The first substantive issue with which we are confronted is whether the railroad owed plaintiff a duty to look for and warn him of the impending movement of coal cars, located on university premises, under which he was working at the time of the accident. The railroad, on appeal, urges that neither a general duty of due care with respect to plaintiff, nor any custom or practice of the industry, or even the dictates of its Rule 191, imposed upon it the duty of determining whether plaintiff had tied himself to the undercarriage of the coal car before the railroad proceeded to move same. The railroad contends that the custom and practice, whereby its employees would walk along the walkway to look for and warn workmen of the impending movement of the cars, related solely to determining whether university employees were working about the cars on the trestle or whether they were in the pit below the trestle. The railroad admits that its Rule 191 admonishes railroad employees to find out whether anyone is under the cars before undertaking to move them, but claims that the Rule has no application to the incident in question, in that the Rule relates only to workmen who might be on the ground under the cars.
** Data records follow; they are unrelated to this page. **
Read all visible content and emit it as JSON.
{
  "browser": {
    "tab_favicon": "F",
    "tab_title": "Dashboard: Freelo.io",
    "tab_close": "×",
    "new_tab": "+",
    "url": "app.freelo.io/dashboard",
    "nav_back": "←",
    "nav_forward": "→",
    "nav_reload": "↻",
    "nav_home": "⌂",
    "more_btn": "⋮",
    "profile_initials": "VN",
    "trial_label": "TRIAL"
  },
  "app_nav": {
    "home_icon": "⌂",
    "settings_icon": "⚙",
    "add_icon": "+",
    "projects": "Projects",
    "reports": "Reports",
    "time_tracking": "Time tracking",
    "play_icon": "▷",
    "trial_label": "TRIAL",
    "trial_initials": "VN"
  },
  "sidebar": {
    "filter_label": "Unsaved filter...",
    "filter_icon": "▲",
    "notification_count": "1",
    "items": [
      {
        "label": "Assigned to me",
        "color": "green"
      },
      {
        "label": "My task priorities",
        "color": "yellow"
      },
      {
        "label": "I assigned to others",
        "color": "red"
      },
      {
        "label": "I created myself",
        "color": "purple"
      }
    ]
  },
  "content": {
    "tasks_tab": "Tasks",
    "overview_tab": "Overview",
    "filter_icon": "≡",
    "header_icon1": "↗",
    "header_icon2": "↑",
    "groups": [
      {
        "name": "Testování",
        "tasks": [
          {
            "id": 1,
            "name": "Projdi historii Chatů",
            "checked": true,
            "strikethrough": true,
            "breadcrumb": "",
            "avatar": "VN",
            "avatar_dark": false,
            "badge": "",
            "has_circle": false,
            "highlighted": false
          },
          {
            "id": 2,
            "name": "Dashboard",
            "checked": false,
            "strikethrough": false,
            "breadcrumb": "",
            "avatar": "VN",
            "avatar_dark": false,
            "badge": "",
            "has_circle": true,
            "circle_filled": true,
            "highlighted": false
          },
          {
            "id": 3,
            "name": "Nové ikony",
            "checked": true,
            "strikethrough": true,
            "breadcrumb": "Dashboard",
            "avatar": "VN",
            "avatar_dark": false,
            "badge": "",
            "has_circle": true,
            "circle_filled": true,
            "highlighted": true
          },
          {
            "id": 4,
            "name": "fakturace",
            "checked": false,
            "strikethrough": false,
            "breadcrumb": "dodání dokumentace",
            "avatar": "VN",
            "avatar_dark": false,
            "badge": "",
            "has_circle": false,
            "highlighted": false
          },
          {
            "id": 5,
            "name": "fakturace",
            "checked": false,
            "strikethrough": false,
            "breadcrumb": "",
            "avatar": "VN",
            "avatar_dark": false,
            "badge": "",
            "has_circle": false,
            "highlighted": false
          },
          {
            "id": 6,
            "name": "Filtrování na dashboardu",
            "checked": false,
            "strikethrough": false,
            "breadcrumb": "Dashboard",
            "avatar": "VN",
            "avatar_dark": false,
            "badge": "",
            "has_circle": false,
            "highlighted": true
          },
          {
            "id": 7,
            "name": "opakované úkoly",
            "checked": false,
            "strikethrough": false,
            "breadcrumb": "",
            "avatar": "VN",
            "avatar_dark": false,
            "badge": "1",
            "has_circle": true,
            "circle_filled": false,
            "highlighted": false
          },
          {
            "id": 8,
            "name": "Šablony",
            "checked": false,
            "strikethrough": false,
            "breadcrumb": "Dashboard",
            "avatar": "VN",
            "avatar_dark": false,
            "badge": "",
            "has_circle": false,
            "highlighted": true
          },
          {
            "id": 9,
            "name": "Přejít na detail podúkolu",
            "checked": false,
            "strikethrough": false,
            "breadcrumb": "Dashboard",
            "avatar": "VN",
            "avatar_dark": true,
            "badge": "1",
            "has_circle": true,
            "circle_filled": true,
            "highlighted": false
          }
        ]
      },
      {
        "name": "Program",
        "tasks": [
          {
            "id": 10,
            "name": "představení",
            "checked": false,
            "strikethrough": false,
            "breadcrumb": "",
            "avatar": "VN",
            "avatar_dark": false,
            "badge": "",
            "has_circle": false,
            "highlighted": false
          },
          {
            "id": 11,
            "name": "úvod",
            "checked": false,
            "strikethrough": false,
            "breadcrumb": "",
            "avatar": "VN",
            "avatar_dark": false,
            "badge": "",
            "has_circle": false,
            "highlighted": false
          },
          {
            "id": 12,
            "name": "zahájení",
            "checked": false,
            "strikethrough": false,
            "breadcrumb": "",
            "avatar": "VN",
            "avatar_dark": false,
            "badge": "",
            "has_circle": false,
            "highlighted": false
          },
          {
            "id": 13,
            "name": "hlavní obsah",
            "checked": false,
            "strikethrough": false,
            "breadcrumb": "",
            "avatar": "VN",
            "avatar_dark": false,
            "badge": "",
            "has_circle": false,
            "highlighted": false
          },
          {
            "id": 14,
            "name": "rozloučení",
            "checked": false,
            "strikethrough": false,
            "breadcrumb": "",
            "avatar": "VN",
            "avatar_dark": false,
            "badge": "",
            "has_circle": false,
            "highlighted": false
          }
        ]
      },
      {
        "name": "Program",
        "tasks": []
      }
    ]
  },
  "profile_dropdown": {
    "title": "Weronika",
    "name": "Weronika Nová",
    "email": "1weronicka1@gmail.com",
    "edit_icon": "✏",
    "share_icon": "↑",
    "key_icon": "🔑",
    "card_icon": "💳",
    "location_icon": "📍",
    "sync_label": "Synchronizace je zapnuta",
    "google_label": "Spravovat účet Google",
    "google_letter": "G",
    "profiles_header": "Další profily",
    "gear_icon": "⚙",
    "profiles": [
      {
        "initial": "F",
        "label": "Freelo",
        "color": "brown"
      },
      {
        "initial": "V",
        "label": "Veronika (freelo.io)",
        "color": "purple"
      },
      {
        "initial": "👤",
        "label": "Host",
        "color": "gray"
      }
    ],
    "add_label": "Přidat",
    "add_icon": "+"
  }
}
Plaintiff, on the other hand, reasons that the railroad owed a duty to exercise ordinary care for the safety of plaintiff, who fell within a broad class of individuals to whom injury might foreseeably result by virtue of the railroad's negligent conduct.
• 2 This State's supreme court in Kahn v. James Burton Co. (1955), 5 Ill.2d 614, 622, 126 N.E.2d 836, had occasion to address itself to the issue of the duty to exercise ordinary care; while the factual circumstances of Kahn are not analogous to those presented in the case at bar, the principles reiterated by the court, at page 622, are applicable here:
"Every person owes to all others a duty to exercise ordinary care to guard against injury which may naturally flow as a reasonably probable and foreseeable consequence of his act, and the law is presumed to furnish a remedy for the redress of every wrong. The duty to exercise ordinary care to avoid injury to another does not depend upon contract, privity of interest, or the proximity of relationship, but extends to remote and unknown persons. (Wintersteen v. National Cooperage and Woodenware Co., 361 Ill. 95.)"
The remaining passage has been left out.